Die Zahl der Selbstmorde unter jungen Menschen steigt jedes Jahr im Frühjahr, aber dieses Jahr ist die Zahl einfach beispiellos, sagen Experten auf Kreta und weisen darauf hin, dass dieses Phänomen landesweit und global ist. Was ist schuld am starken Anstieg der Suizide?

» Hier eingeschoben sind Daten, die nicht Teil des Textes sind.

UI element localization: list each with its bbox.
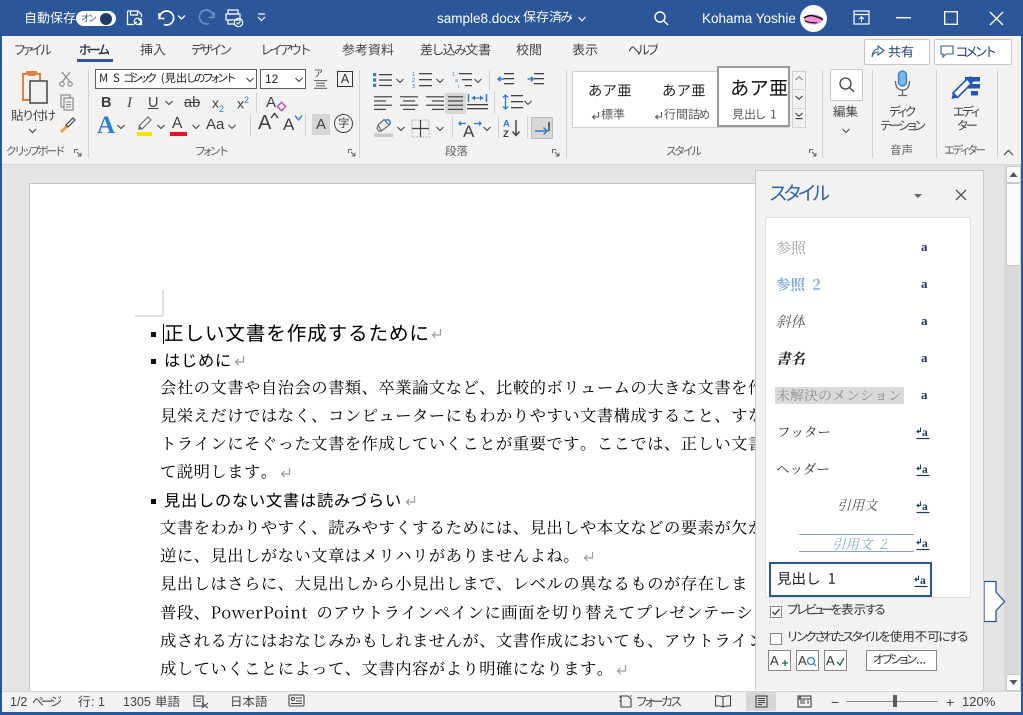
svg-text:a: a (922, 501, 928, 513)
svg-text:i: i (458, 84, 459, 89)
svg-text:A: A (503, 119, 510, 130)
svg-text:a: a (920, 575, 926, 587)
svg-text:a: a (922, 427, 928, 439)
svg-text:3: 3 (412, 84, 415, 89)
svg-text:Z: Z (503, 129, 509, 139)
svg-text:A: A (463, 122, 475, 139)
svg-text:A: A (770, 653, 779, 668)
svg-text:A: A (798, 653, 807, 668)
svg-text:a: a (922, 538, 928, 550)
svg-text:a: a (922, 464, 928, 476)
svg-text:A: A (826, 653, 835, 668)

Die Kinderpsychiatrische Klinik des Universitätskrankenhauses Heraklion (PAGNI) auf Kreta hat sogar zusätzliches Personal eingestellt, um den Behandlungsbedarf von suizidgefährdeten Jugendlichen zu decken.

Selbstmordversuche in diesem Frühjahr auf Kreta sind so zahlreich, dass 14 Personen in einer Station mit einer Kapazität von 10 Personen behandelt wurden. Zudem sei zusätzlich eine Fachabteilung für die Behandlung von Jugendlichen mit Suizidversuchen eingerichtet worden, berichtete der Bundesrat in.gr.

Die Selbstmordrate junger Menschen ist jedes Jahr im Frühjahr hoch, aber dieses Jahr ist beispiellos, bemerkt Maria Basta, Direktorin der Kinderpsychiatrie.

Quarantäne und Armut

Die kürzlich bei vielen Teenagern auf Kreta festgestellten Suizidalitätstendenzen lassen sich mit einer zweijährigen Quarantäne und dem rapiden wirtschaftlichen Verfall ihrer Familien in Verbindung bringen, die im Handumdrehen auseinanderbrechen.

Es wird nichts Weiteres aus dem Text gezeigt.